For astrovirus, eight cases (1.8%) were negative only in genotyping, and two cases (0.4%) were positive only in the Seeplex assay (see Supplemental Data Tables S6, S8). The eight cases that were negative only in genotyping consisted of genotypes that could not be detected by the genotyping method performed in our laboratory. The two cases that were positive only in the Seeplex assay showed weak bands and were interpreted as a discrepancy near the cutoff with low concentration.

For sapovirus, one discrepant case was positive in the Allplex assay, but was negative in genotyping (see Supplemental Data Tables S7, S8).

Eight rotavirus genotypes (G1P[8], G2P[4], G3P[8], G4P[6], G8P[8], G9P[4], G9P[8], and G8P[4]), three norovirus GI genotypes (GI.1, GI.5, and GI.6), four norovirus genotypes GII (GII.3, GII.4, GII.6, and GII.17), eight adenovirus genotypes (C1, C2, B3, C5, C6, A12, A31, and F41), two astrovirus genotypes (types 1 and 5), and two sapovirus genotypes (GII and GIV) were detected (see Supplemental Data Tables S2, S3, S4, S5, S6, S7, S8).

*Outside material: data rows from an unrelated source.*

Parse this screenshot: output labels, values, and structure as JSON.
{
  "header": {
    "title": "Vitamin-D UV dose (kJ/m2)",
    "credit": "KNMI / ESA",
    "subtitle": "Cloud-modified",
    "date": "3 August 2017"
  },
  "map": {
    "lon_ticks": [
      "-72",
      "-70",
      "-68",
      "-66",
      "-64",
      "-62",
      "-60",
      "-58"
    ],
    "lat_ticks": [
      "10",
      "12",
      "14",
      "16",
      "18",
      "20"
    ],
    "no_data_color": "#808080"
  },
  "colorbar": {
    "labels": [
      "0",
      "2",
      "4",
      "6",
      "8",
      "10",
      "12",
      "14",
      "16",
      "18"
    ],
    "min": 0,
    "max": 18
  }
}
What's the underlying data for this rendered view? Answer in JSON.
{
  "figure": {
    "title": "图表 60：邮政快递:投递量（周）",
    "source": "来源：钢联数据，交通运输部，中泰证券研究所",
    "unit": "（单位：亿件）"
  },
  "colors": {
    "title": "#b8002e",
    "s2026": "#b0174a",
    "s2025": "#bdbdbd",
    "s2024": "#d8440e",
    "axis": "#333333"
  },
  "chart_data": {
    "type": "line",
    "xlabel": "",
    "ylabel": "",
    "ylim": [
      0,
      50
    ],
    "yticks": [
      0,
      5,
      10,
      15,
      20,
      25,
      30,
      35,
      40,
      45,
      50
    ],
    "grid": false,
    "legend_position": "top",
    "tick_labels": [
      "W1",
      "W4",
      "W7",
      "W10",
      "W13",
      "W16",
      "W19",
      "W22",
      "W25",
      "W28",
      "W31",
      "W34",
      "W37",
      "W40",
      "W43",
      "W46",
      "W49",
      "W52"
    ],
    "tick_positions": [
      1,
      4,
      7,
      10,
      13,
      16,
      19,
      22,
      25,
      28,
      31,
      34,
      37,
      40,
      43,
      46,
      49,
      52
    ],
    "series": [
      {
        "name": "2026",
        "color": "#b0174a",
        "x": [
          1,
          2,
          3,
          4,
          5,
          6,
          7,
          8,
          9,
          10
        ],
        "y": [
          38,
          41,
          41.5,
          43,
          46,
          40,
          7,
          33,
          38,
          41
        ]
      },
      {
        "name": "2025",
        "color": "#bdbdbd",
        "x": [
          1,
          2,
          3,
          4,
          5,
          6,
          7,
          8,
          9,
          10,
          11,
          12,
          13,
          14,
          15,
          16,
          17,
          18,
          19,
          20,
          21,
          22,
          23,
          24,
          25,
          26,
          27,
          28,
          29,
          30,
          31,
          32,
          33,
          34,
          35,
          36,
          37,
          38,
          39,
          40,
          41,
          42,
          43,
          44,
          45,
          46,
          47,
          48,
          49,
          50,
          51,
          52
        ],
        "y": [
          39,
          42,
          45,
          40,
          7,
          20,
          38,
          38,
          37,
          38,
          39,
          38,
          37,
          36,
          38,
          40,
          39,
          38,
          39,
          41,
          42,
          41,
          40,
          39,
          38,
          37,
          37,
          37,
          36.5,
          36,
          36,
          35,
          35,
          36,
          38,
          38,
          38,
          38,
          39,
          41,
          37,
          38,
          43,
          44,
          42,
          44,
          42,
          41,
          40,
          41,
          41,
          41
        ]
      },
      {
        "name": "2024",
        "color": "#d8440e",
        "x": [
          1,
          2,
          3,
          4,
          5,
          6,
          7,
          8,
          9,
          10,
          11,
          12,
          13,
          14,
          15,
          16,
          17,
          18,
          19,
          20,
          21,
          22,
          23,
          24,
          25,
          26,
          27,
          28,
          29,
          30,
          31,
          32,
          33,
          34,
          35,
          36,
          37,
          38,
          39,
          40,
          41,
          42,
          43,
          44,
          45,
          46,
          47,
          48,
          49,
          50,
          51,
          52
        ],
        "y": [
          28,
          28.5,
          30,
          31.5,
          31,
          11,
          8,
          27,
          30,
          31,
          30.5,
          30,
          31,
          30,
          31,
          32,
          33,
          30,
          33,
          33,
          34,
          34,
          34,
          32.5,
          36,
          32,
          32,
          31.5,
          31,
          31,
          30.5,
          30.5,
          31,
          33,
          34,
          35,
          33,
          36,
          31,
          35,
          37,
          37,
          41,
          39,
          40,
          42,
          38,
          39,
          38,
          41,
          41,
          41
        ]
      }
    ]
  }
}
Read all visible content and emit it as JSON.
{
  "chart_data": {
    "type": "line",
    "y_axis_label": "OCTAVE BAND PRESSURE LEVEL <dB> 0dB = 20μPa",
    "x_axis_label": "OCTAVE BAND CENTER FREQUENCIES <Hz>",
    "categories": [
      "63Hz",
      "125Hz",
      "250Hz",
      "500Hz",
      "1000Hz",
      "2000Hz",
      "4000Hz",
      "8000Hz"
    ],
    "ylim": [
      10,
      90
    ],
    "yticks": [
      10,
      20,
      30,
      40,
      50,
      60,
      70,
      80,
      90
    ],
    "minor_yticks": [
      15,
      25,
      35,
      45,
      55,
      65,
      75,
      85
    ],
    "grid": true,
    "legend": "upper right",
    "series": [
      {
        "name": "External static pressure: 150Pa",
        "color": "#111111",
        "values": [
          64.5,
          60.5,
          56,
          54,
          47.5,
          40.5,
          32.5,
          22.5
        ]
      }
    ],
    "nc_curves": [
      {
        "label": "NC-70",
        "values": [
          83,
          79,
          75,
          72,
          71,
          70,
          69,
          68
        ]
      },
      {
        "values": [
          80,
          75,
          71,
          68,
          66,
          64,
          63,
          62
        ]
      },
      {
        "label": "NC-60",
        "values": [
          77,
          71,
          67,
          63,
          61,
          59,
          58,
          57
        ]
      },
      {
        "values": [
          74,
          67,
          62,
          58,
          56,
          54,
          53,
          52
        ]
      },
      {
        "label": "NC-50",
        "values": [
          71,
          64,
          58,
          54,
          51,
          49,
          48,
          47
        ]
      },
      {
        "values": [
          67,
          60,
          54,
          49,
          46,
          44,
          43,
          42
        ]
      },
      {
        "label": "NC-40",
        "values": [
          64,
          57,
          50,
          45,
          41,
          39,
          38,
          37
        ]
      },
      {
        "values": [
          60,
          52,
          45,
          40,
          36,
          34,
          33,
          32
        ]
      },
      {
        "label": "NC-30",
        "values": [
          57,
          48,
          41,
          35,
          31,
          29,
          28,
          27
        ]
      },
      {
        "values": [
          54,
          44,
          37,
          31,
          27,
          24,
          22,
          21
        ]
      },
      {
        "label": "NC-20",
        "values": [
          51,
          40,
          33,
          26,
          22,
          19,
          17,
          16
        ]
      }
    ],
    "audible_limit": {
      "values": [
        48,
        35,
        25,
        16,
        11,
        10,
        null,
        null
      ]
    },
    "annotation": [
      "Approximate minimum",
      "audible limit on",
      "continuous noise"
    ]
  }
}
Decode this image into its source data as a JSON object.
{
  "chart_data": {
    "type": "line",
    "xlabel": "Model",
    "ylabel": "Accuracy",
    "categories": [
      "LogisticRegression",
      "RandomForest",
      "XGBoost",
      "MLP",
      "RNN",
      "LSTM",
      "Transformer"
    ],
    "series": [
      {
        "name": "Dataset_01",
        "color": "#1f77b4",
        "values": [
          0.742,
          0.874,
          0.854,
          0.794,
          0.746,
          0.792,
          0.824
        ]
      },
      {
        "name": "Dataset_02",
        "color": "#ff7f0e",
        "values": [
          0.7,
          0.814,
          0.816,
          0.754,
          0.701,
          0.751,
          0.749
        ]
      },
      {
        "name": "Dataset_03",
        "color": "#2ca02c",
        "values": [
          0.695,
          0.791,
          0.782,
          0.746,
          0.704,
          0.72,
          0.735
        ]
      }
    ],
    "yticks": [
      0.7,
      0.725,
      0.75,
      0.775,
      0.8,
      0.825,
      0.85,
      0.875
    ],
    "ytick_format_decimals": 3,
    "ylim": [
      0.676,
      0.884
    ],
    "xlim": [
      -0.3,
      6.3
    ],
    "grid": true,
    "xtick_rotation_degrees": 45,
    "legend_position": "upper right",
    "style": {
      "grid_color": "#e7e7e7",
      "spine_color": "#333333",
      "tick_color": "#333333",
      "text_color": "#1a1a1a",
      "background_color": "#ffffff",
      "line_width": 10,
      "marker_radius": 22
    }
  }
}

The lower limits of detection for norovirus GI (recombinant), norovirus GII (recombinant), and adenovirus using commercialized virus culture fluids were 75, 5, and 0.5 TCID₅₀ (50% tissue culture infective dose)/mL, respectively. The lower limits of detection for rotavirus, astrovirus, and sapovirus using in vitro transcribed RNA were 5×10¹, 5×10², and 5×10³ copies/reaction, respectively. The analytical specificity showed 100% negative signals for the 145 non-target pathogens and positive signals for the 24 target pathogens (see Supplemental Data Table S1).